1 Transporte público

Dificilmente um usuário de ônibus precisará caminhar mais que duas quadras no embarque, desembarque ou transbordo em Montevidéu. O plano diretor permitiu uma distribuição muito eficiente das linhas, que graças a um trânsito fluido, também são bastante pontuais. Além disso, a passagem é ligeiramente mais barata (36 pesos, o que equivale a R$ 4,20) e o sistema de transporte coletivo oferece algumas facilidades singelas, mas que fazem diferença, como o rastreamento das linhas por aplicativos e a possibilidade de recarga do cartão em redes de cobrança que se assemelham à casas lotéricas instaladas em todos bairros da cidade. As empresas que operam as linhas são cooperativas de trabalhadores, garantindo comprometimento com a qualidade e autonomia sindical.

2 Água limpa

A qualidade de vida do montevideano também se explica por sua relação com o rio da Prata, que de tão grande é carinhosamente chamado de mar. A cidade está de frente para a orla, com uma rambla de mais de 20 km totalmente urbanizada, com áreas para prática de vôlei de areia à rubgy. No verão, as praias são todas balneáveis e contam com serviço diário de limpeza da areia e salva-vidas.

3 Mobiliário urbano

Os espaços publicitários obedecem um plano diretor bastante específico, que mimetiza os anúncios na paisagem. Na maior parte da cidade, são verticais com cerca de 2 metros de altura e 1,5m de largura. Outdoors são bastante raros, restritos às laterais ou topo de edifícios. Embora as paradas de ônibus sejam bem simples, em todas elas há informação das linhas que atendem o ponto.
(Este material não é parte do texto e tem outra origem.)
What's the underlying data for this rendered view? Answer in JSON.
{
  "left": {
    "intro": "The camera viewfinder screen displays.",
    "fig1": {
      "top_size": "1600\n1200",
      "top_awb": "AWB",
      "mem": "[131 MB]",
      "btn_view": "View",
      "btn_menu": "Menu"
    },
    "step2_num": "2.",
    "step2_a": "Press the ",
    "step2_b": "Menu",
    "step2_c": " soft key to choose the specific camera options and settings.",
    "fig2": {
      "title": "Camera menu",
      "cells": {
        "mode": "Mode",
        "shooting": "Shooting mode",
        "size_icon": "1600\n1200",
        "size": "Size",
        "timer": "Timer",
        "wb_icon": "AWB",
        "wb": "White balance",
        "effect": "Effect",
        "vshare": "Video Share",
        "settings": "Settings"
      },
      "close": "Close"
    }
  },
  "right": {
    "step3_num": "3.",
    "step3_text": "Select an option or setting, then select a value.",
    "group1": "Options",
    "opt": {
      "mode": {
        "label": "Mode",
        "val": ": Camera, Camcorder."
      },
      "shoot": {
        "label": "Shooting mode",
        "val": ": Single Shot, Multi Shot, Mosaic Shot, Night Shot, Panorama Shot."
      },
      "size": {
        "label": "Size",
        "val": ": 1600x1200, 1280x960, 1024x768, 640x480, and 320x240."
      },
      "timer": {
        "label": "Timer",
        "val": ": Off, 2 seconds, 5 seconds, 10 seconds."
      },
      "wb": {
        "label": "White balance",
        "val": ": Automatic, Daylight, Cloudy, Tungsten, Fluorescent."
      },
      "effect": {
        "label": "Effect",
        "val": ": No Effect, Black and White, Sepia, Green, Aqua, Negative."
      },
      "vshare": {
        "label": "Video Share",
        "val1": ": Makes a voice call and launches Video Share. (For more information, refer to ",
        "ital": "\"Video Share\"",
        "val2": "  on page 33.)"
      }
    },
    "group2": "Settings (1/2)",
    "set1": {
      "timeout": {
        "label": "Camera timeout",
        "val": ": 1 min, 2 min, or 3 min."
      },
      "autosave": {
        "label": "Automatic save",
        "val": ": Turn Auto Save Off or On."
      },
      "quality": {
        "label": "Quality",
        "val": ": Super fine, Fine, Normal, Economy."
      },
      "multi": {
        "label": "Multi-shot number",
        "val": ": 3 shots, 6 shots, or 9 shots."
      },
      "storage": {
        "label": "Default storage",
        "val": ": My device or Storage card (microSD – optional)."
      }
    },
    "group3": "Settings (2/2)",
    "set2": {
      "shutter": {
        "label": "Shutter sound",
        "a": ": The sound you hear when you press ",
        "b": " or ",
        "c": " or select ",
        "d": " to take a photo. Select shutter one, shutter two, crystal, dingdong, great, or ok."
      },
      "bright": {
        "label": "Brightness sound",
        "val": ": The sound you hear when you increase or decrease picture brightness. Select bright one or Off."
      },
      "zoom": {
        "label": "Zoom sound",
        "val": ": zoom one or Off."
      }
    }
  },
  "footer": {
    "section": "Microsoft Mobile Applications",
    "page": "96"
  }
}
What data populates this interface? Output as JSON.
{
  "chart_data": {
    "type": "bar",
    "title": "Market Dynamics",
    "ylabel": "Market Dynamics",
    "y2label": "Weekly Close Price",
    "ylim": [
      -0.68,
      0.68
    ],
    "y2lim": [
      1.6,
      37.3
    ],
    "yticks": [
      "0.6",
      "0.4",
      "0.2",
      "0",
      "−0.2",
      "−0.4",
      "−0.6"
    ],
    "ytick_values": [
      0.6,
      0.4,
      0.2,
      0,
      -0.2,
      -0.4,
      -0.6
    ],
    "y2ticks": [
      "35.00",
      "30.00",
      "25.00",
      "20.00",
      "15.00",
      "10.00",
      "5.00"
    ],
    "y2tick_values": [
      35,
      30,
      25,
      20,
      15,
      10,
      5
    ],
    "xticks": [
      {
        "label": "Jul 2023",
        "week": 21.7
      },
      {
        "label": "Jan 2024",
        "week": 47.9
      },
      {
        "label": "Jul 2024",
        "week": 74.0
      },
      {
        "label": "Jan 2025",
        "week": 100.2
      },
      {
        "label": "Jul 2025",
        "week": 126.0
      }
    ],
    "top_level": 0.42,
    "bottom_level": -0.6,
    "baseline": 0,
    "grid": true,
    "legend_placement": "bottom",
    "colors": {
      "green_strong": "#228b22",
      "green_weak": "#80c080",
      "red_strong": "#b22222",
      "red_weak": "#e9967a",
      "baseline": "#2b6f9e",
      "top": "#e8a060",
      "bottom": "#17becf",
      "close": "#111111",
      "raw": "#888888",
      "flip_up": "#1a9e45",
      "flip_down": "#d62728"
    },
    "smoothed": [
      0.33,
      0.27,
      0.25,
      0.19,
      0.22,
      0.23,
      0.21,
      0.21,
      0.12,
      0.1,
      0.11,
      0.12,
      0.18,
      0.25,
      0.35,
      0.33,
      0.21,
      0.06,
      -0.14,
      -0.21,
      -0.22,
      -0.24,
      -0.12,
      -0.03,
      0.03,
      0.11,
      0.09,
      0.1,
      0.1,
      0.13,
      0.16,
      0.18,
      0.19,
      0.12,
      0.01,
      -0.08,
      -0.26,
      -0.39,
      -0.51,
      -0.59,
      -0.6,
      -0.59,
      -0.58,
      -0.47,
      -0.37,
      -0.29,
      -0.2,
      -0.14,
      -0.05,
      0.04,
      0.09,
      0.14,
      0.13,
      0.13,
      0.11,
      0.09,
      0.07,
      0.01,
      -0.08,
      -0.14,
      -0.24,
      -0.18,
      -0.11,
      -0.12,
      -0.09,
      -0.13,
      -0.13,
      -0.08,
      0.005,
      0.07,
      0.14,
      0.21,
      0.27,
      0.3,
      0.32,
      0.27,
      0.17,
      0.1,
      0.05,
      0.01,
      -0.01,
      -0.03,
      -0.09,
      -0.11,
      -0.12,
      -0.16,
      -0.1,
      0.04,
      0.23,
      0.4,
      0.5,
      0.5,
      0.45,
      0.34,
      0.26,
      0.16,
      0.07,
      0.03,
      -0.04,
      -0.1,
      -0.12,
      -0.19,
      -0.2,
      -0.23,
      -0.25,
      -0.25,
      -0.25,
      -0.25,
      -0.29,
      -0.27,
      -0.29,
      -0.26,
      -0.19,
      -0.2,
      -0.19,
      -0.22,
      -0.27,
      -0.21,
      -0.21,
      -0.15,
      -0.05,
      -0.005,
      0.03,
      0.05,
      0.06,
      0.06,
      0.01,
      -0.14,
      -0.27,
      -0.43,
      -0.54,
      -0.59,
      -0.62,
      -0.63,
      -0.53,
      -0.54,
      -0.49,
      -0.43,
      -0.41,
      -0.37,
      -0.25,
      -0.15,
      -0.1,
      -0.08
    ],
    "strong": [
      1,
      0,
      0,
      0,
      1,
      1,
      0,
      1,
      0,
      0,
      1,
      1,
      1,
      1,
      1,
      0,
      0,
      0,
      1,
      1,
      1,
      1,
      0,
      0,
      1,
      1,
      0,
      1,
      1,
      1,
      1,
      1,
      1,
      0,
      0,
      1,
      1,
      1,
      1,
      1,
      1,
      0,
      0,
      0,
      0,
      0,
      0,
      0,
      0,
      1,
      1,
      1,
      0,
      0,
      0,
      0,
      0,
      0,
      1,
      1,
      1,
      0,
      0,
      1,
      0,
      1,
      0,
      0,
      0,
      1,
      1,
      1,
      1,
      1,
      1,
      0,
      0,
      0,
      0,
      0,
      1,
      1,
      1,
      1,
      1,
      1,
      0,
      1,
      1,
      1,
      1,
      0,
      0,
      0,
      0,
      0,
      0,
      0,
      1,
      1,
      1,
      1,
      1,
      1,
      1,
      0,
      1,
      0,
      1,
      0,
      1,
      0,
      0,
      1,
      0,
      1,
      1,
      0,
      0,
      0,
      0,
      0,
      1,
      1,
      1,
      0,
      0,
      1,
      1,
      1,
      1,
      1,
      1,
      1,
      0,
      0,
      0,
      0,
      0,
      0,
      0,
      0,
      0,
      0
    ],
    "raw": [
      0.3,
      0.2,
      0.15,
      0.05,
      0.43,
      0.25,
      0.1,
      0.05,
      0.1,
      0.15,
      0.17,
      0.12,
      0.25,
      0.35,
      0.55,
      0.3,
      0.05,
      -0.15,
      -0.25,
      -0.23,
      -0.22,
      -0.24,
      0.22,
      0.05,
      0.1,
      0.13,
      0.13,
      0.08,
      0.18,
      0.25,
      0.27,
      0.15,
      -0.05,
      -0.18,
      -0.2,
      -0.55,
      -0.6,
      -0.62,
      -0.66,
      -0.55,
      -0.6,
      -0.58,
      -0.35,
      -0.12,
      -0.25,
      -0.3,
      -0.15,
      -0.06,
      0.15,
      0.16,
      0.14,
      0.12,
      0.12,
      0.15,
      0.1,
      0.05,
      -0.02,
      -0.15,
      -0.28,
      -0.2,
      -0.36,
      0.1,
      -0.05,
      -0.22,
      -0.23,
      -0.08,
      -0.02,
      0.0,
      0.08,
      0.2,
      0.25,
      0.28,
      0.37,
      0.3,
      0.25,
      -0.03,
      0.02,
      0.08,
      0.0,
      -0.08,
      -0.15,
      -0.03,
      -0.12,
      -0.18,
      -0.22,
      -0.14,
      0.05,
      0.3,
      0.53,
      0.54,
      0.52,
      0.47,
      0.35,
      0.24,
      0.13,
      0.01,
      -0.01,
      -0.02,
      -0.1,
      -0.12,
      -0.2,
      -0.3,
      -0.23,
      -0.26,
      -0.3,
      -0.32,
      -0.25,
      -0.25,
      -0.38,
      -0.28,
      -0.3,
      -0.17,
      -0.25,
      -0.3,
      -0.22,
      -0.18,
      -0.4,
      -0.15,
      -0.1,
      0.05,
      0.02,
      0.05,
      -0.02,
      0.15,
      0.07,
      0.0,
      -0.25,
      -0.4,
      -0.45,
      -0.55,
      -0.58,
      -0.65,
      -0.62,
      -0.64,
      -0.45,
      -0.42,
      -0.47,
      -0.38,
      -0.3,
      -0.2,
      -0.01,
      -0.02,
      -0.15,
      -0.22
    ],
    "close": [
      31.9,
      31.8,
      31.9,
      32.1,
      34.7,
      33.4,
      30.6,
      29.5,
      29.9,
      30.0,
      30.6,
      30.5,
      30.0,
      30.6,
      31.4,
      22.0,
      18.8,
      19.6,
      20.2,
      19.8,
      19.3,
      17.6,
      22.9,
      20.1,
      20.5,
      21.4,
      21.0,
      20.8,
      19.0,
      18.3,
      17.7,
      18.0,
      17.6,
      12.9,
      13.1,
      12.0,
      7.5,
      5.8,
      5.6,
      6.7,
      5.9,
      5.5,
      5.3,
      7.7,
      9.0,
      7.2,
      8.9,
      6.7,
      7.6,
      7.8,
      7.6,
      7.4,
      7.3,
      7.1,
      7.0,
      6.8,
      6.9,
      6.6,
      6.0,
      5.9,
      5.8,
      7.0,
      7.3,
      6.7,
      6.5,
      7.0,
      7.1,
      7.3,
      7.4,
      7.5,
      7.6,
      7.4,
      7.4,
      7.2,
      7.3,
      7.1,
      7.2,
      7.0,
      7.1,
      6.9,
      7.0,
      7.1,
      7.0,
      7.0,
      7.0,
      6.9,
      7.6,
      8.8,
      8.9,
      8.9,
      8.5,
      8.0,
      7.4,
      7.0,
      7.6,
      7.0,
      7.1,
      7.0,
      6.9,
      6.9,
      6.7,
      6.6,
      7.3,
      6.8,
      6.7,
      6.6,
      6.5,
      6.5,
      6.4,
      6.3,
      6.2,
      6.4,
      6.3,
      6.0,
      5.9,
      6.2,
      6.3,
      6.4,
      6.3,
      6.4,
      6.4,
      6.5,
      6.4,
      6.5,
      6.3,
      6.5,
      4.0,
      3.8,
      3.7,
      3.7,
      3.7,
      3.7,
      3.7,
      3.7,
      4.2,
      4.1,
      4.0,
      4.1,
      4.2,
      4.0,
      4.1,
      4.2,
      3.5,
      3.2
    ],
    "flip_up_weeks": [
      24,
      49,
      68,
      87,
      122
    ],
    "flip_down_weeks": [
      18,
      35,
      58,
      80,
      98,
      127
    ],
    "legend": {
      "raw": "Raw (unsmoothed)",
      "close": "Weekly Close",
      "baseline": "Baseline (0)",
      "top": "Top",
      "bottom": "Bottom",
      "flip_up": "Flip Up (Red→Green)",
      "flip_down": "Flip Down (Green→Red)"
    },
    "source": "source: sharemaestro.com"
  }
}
A sinalização viária também tem identidade visual específica e os termômetros de rua, além de informarem a temperatura, oferecem prognóstico do dia seguinte e o fator de radiação UV.

4 Segurança

Montevidéu é considerada a capital mais segura da América Latina, embora  a sensação de insegurança venha crescendo entre os uruguaios. Mesmo assim, os níveis de violência são muito inferiores a Porto Alegre. Em 2017, foram 157 homicídios na capital uruguaia, frente a 574 na capital gaúcha. Além de uma menor desigualdade social, há um permanente investimento em videomonitoramento e valorização da carreira de policial, inibindo a corrupção.  A legalização da maconha também inibe o crescimento do poder do crime organizado.

5 Patrimônio histórico

São cada vez mais comuns as gruas da construção civil pela cidade e nota-se uma expansão imobiliária vertical, especialmente nos bairros mais procurados e caros, como Pocitos e Punta Carretas. Mas a maior parte da cidade conserva suas características arquitetônicas, onde predomina o art-deco. A prefeitura inclusive oferece isenção de imposto predial por uma década aos proprietários que investem na reforma de prédios antigos, desde que preservadas as características originais.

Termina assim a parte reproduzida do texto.